The newsletter has featured his commentaries on current events and, as the chaos being driven in the USA increased and has followed his 2021 prediction when being interviewed by Rachael Maddow, he has provided links to communications by the Save America Movement he has co-founded and to interviews with other commentators on the situation.

== In popular culture ==
Schmidt was portrayed by Woody Harrelson in the 2012 HBO film Game Change. The film, based on the book of the same title by political journalists John Heilemann and Mark Halperin, focuses on the choice of Sarah Palin as John McCain's running mate in the 2008 United States presidential election.
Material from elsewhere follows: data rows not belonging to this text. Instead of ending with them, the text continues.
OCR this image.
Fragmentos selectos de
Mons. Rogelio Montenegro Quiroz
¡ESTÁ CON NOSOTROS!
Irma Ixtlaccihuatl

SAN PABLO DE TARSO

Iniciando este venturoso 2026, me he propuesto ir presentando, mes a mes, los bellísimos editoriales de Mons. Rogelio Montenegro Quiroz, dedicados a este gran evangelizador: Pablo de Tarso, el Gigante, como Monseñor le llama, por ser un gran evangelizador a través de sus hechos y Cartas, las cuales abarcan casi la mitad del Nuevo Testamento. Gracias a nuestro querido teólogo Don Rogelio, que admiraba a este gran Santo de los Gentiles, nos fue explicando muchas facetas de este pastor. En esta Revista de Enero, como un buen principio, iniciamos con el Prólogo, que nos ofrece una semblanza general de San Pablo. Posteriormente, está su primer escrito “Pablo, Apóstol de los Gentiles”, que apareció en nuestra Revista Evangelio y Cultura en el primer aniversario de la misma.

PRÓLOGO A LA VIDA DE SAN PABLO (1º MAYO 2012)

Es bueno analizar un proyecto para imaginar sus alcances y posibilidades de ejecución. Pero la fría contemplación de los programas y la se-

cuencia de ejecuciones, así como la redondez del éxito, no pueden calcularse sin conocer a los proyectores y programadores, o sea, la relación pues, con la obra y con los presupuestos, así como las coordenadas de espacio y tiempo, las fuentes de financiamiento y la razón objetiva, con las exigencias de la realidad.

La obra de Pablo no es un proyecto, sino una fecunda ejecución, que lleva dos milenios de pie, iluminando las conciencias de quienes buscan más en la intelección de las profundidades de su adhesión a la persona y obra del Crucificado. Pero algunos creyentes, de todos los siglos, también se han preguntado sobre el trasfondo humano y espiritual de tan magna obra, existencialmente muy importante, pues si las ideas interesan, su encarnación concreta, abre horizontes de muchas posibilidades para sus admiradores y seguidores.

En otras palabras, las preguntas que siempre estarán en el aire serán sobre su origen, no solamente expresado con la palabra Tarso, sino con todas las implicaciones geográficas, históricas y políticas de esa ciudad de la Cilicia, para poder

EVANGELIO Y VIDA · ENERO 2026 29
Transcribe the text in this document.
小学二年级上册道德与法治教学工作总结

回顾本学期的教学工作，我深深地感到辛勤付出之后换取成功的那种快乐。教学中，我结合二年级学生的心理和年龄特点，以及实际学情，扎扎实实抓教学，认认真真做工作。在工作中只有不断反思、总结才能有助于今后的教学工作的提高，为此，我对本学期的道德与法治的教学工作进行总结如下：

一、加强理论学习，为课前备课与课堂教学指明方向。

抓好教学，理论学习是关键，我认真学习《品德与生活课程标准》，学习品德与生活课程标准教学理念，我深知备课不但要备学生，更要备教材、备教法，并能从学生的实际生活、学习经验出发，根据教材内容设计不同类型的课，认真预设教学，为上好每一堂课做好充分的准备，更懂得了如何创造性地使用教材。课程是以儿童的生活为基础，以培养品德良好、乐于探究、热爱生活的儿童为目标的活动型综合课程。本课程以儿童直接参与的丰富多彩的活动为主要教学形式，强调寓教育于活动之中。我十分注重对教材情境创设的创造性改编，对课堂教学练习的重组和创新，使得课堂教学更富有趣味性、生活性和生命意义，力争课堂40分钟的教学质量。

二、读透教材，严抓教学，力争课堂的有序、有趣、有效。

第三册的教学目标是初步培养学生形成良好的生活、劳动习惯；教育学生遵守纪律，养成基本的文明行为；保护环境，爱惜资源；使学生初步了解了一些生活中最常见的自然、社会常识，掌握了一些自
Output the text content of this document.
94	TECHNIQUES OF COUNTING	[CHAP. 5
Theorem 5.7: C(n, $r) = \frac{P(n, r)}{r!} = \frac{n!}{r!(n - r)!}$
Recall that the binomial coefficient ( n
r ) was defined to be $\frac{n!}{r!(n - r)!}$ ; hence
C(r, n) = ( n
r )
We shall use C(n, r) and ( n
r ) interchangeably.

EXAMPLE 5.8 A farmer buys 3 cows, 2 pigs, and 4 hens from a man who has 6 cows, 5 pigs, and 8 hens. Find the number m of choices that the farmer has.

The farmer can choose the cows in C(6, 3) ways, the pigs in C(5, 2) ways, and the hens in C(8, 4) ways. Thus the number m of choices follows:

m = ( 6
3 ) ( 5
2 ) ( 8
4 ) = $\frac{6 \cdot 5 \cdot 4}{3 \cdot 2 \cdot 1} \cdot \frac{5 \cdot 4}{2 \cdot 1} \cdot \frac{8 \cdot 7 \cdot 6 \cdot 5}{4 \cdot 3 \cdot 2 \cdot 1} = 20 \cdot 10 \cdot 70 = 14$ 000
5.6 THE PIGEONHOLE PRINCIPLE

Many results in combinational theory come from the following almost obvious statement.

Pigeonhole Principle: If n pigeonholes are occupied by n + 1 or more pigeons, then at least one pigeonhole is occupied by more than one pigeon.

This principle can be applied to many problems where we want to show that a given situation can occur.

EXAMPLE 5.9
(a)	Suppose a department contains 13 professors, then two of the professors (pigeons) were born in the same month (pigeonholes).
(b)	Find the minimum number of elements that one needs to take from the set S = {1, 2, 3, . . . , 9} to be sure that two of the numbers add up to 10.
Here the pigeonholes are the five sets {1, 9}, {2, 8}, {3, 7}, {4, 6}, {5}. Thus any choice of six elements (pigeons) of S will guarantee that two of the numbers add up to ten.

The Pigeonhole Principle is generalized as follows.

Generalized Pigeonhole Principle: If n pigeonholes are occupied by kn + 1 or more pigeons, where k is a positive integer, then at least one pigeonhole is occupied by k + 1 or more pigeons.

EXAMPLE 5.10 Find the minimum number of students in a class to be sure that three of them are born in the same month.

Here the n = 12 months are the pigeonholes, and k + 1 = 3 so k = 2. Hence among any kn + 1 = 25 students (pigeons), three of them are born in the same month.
The film depicts Schmidt's inner turmoil over the conflict between his political values and Palin's effect on both McCain's campaign and Republican politics as a whole. Schmidt voiced his approval of the film, saying that "it tells the truth of the campaign" and that watching the film was tantamount to an "out-of-body experience".

== Personal life ==
Schmidt lives in Summit County, Utah. He has three children with his former wife, Angela Schmidt.